Table 14-1 Severity Colors
Color
|
Severity of Alarm
|
Red
|
Critical
|
Orange
|
Major
|
Yellow
|
Minor
|
Cyan
|
Warning
|
Green
|
No Alarms (Normal)
|
Blue
|
Card Decommissioned or Not Installed
|
White
|
Informational
|
Dark green
|
Pre-Provisioned
|
Alarms are propagated up the object hierarchy, and are reflected up to the highest level. For example, say a critical (red) alarm occurs on an interface. If you do not have the chassis map open, and if the interface text is not apparent, how would you know an alarm had occurred at that level? The answer is: propagation. The interface alarm would be propagated up the hierarchy to site level. This means that whatever level you are working at, you will see that an alarm has occurred. You can follow the path to discover where the alarm exists.
Note
C12kM is complimented by the Event Manager application. Among other features, the Event Manager enables you to set thresholds for certain system parameters and to monitor any supported C12kM MIB variables. Refer to the Cisco Element Management Framework User Guide Release 3.2 (78-12536-01) for further information.
Viewing Alarms
Alarms can be viewed using the Event Browser application that is part of the Cisco Element Management Framework (Cisco EMF).

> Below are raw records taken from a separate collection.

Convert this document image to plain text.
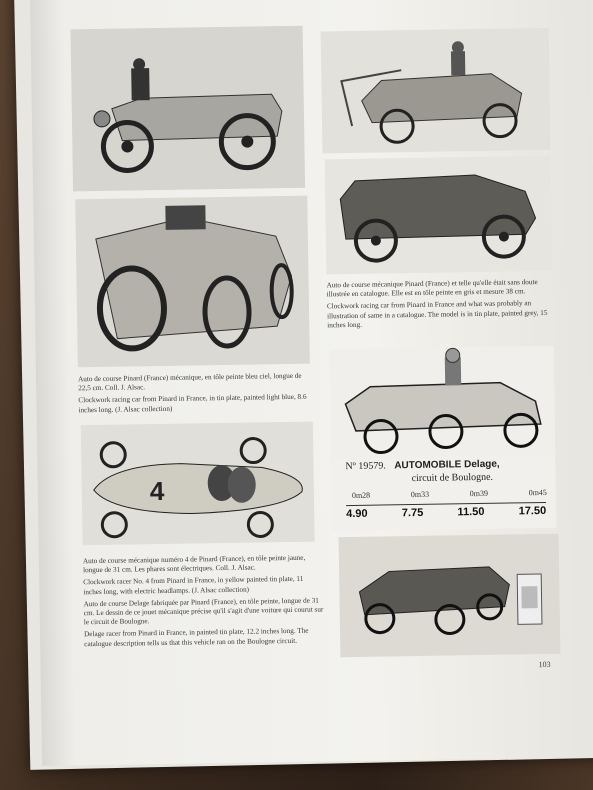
Auto de course mécanique Pinard (France) et telle qu'elle était sans doute illustrée en catalogue. Elle est en tôle peinte en gris et mesure 38 cm.

Clockwork racing car from Pinard in France and what was probably an illustration of same in a catalogue. The model is in tin plate, painted grey, 15 inches long.

Auto de course Pinard (France) mécanique, en tôle peinte bleu ciel, longue de 22,5 cm. Coll. J. Alsac.

Clockwork racing car from Pinard in France, in tin plate, painted light blue, 8.6 inches long. (J. Alsac collection)

Nº 19579. AUTOMOBILE Delage,
circuit de Boulogne.
0m28	0m33	0m39	0m45
4.90	7.75	11.50	17.50
4

Auto de course mécanique numéro 4 de Pinard (France), en tôle peinte jaune, longue de 31 cm. Les phares sont électriques. Coll. J. Alsac.

Clockwork racer No. 4 from Pinard in France, in yellow painted tin plate, 11 inches long, with electric headlamps. (J. Alsac collection)

Auto de course Delage fabriquée par Pinard (France), en tôle peinte, longue de 31 cm. Le dessin de ce jouet mécanique précise qu'il s'agit d'une voiture qui courut sur le circuit de Boulogne.

Delage racer from Pinard in France, in painted tin plate, 12.2 inches long. The catalogue description tells us that this vehicle ran on the Boulogne circuit.

103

Event Browser can be launched in two ways:
•
Click the Events icon in the Cisco EMF Launchpad (see Figure 3-2) to launch the Event Browser application. The Event Browser window appears.
Event Browser allows you to view all alarms on all objects. The Query Editor window appears automatically when you launch the Event Browser application. The Query Editor allows you to set up a query (or filter) that allows you to filter all the alarms available and display only the alarms matching the query criteria you selected.
When the event browser is launched against an object, by default, all the alarms against that object and its descendents are displayed in the event browser. For e.g., if the event browser is launched against a chassis, then by default it displays all the alarms against the chassis and the module and interfaces objects available in that chassis. Refer to the Cisco Element Management Framework User Guide Release 3.2 (78-12536-01) for further details on using the Event Browser.
•
To view a specific alarm on one object, open the Map Viewer application (Viewer), right-click the object that generated the alarm, then choose Tools>Open Event Browser. The selected object alarm and its child objects alarms are displayed. You can open the Query Editor from the Event Browser window to modify your criteria to include only the selected object. Refer to the Cisco Element Management Framework User Guide Release 3.2 (78-12536-01) for detailed information on using the Query Editor.
Cisco 12000 Series Internet Router Trap Support
When a fault occurs on a managed object in the network, C12kM receives immediate notification, through a "trap" that is sent through the network. This trap manifests itself as an alarm in C12kM. A trap of any of the above category can be one of five severity types:
•
Critical
•
Major
•
Warning
•
Informational
•
Normal
Chassis Alarms
Table 14-2 provides information on traps that result in alarms raised against the chassis object.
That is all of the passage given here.